Rendern und Technik-Workflows
06:06:59Der Streamer behandelt das Rendern von einzelnen Elementen wie Drums, Atmosphäre und gesamte Projekte im FL Studio. Er hebt hervor, dass jeder in der Producer-Community seine eigenen Abläufe und Lieblingstechniken hat, und das Betrachten fremder Projekte sehr lehrreich sein kann. Es ist sein Workflow, ein Projekt komplett durchzurendern, um es auch auf anderen Geräten wie dem Handy oder im Auto zu testen.
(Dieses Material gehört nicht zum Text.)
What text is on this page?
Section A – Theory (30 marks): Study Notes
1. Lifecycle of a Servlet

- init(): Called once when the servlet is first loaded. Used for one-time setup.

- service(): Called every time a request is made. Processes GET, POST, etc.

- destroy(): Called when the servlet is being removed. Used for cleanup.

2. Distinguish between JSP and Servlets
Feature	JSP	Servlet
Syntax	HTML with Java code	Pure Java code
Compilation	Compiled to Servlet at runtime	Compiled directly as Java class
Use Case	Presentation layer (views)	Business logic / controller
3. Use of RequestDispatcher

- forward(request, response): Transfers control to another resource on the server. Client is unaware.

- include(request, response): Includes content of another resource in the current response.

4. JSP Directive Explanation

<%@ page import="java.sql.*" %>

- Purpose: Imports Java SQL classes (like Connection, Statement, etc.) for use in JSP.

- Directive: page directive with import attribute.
Er erwähnt, dass die neue Drums vielleicht noch zu scharf klingen.
Musikproduktion auf Twitch und Mixing
06:08:49Der Streamer äußert seine Enttäuschung darüber, dass es nur wenige Streamer gibt, die Musikproduktion auf Twitch zeigen. Er hat zwar eine große Zuschauerschaft, betont aber, dass er den Stream primär für den Spaß an der Musikproduktion führt. Er diskutiert die Idee, einen fertigen Song an einen professionellen Mixer zu geben, um den Unterschied zu seinem eigenen Mix und Master zu hören, was er für sehr spannend hält. Das Mastern ist für ihn noch ein unbekanntes Terrain.
Remix-Technik und Vocal-Erstellung
06:18:20Die Erstellung von Vocals wird zentraler Punkt. Der Streamer erklärt, dass er nicht direkt von einem Remix spricht, da er ein Vocal nur als Platzhalter verwendet, um einen Song drumherum zu schreiben. Es kann jedes beliebige Vocal eingesetzt werden, ohne die Songstruktur zu gefährden. Er ist unzufrieden mit Splice-Vocals und denkt darüber nach, eigene zu schreiben, findet dies aber sehr schwierig. Er sieht in AI und Tools wie Audiotune eine interessante Alternative für die Vocal-Erstellung.
Nachbau von Sounds und Stream-Finale
06:21:38Der Streamer beklagt sich über die störenden Atemgeräusche in den Vocals und sieht sich nach dreieinhalb Jahren im Musikbereich immer noch als Rookie. Er zeigt Interesse daran, einen bestimmten Sound oder Teil eines Songs im nächsten Stream nachzubauen. Anschließend informiert er das Publikum über das bevorstehende Stream-Ende, bedankt sich für die Teilnahme und den Chat. Er kündigt an, dass solche Musik-Streams wahrscheinlich auf einem Zweitkanal namens Philipp Westseite stattfinden werden.